Four days ago, I filled out the paperwork to enroll my son in kindergarten. After sending the email – filled with attachments of IDs, birth certificates, proof of residency and vaccination records – I turned to my wife and said the cliche ultimate parenting: “They’re really growing up so fast.”
I picked up my phone and started scrolling through photos of my son from the day he was born nearly five years ago, his pink-brown body awash in wrinkles and wonder. I kept scrolling and saw pictures of him in the crib where he slept (and too often didn’t sleep); photographs of him chasing a flock of birds in the park, arms raised as he trotted towards them with breathtaking inelegance; photos of him after eating applesauce for the first time, his eyes shining, his smile as wide as the sky, his lips covered in a mess of golden mush.
The school where my son will go to kindergarten is a few minutes walk from our house. The other day (when his preschool class was closed due to a case of COVID), we walked around there during lunchtime so he could see the students from “big kid school” whom he would attend in the fall.
The scenes were like you imagine in an elementary school during recess. Soccer balls bounced off legs, grass and gates as a group of children chased the balls regardless of who was on the team. The children slid down the slide in every way – backwards, forwards, head first on their backs, head first on their stomachs – before falling onto the mulch waiting at the bottom, then climbing back up for everything restart. Some were chasing each other with sticks, pretending to be wizards or superheroes or wizards who have been Super hero. My son was thrilled with it all. I mean, who wouldn’t? Elementary school is a place where innocence abounds, where laughter ricochets off the walls in constant and endless cascades.
It is this innocence, this hope of laughter and levity in the hallways that house some of our smallest humans, that makes news of the shooting at Robb Elementary School in Uvalde, Texas yesterday so devastating. At least 19 children and two adults were murdered by an 18-year-old gunman. It is the deadliest mass shooting this year, the second deadliest school shooting in the past decade, and it comes just 10 days after what was the deadliest mass shooting this year. year, when a white supremacist gunman murdered 10 people in a Buffalo grocery store. store, with the goal of killing as many black people as possible.
I’ve spent the last week thinking about what it means to be black in a country where people hunt you down and hope to broadcast your murder live. I will now spend this week thinking about what it means to be a parent in a country where your child may not one day come home because a teenager was able to buy a gun so easily. These statements are not hyperbole; they are empirical. There have been over 200 mass shootings in America in 2022; 27 of them have been in schools. Texas recently lowered the minimum age to purchase a firearm. Hate crimes are at their highest level in more than a decade. White nationalist language was integrated and amplified.

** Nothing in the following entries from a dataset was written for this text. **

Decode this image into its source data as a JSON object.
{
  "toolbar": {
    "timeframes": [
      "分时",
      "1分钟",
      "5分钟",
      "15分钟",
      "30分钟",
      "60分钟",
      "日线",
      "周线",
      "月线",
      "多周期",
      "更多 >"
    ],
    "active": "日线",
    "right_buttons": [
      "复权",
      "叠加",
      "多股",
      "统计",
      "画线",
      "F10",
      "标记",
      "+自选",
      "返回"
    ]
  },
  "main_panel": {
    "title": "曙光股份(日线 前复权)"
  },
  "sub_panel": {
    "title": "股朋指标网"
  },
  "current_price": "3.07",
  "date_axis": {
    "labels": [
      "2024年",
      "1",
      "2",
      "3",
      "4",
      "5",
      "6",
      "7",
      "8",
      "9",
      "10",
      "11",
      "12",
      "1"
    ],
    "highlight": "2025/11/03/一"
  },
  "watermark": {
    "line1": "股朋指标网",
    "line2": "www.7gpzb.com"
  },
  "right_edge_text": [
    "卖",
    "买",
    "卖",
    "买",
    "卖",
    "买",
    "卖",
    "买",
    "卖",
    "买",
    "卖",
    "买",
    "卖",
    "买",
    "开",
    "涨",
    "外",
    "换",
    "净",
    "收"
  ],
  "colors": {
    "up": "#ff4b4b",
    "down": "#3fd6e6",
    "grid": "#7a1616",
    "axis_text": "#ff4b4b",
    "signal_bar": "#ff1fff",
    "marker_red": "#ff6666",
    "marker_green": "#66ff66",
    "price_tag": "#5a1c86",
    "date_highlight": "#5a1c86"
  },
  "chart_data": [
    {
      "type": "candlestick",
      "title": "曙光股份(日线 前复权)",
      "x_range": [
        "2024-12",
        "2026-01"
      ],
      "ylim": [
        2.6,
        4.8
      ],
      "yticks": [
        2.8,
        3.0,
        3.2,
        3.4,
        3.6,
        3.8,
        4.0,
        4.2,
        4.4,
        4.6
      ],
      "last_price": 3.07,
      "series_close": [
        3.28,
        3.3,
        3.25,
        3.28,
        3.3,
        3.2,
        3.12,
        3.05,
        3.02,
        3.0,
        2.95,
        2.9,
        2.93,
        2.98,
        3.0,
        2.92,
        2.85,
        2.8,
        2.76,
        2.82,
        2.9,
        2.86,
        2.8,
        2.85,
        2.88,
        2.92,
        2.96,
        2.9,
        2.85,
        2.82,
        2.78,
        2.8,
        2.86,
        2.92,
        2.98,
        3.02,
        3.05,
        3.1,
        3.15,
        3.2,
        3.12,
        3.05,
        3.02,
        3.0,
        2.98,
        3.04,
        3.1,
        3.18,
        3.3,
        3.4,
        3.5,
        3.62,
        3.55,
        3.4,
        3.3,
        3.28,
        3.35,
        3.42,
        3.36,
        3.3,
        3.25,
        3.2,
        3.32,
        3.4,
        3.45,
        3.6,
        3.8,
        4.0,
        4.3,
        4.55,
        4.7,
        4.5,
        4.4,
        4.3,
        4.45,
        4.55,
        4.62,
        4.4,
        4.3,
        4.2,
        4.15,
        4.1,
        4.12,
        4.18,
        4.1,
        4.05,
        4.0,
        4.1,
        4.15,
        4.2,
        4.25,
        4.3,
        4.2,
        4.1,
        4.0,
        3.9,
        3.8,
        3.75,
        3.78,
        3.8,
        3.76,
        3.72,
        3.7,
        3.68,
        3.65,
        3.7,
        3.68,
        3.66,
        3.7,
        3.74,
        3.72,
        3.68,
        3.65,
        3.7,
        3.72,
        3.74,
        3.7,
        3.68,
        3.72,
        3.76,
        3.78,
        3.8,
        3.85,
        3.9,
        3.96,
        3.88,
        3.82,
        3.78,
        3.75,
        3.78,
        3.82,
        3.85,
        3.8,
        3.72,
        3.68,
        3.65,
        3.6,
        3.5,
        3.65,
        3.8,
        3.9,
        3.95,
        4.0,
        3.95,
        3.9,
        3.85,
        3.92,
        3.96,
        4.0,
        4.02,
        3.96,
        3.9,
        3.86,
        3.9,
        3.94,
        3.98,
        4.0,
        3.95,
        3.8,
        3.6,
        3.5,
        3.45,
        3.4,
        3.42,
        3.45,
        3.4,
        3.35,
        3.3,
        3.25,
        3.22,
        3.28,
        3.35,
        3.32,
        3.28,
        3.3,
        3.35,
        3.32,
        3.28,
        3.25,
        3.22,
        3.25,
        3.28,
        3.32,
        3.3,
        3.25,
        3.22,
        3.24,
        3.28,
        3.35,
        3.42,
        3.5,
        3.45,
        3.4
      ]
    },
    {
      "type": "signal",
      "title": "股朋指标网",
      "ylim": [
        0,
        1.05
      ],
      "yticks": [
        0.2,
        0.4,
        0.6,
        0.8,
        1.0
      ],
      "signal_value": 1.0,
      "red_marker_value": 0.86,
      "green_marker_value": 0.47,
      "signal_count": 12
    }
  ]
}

In Uvalde, children woke up yesterday morning. They may have eaten their favorite cereal for breakfast. They may have tied their shoes with double knots. They may have hugged their parents, who were rushing off to work, never suspecting that they wouldn’t see their children when they got home. They may have laughed with their friends on the bus, telling the kind of jokes that make elementary school children’s bellies roar with joy.
Now 19 of them will not be coming home. They never will.
I’m a writer, but I feel like I miss language at times like this. What vocabulary can describe the heartbeat of a parent pacing for hours outside a school, waiting to find out if their child survived? What kind of phrases can capture a fear that no family should have to harbor? What words could ever measure up to the lost lives of so many little ones?
I want to live in a country where my presence is not perceived by some as an existential threat. But that sounds like a fantasy. I want to walk past the school where my son will be attending kindergarten next year and see a place that will keep him safe. But that is impossible. We live in a country that has let us down. Where legislation is written – and erased – by the gun lobby. Where manipulations and distortions of Second Amendment rights prevent politicians from enacting any semblance of sensible laws that would be at least to attempt to prevent this. Where claims about what our founders wanted supersede the slaughter we see right in front of us. Where the cocktail of easily accessible firearms and the normalization of extremist views make nowhere feel safe. There is no other country in the world where this happens. And the fact that it happens, and happens with such frequency, reflects a choice that was made. But just because a choice has been made does not mean that different choices are not possible. Different choices are possible.
Ten-year-old Amerie Jo Garza was in fourth grade and had, just hours before filming, received her certificate of honor at the school’s awards ceremony. There is a photo of his father, Alfred Garza, holding a photo of his daughter on his phone, which shows her moments after receiving the award. His eyes are bright, his smile overflowing with pride. She was one of 21 people killed.
There are parents today who go through the pictures of their children, realizing that there will be no more pictures of them to take. We can’t go on living like this, but I’m afraid we will.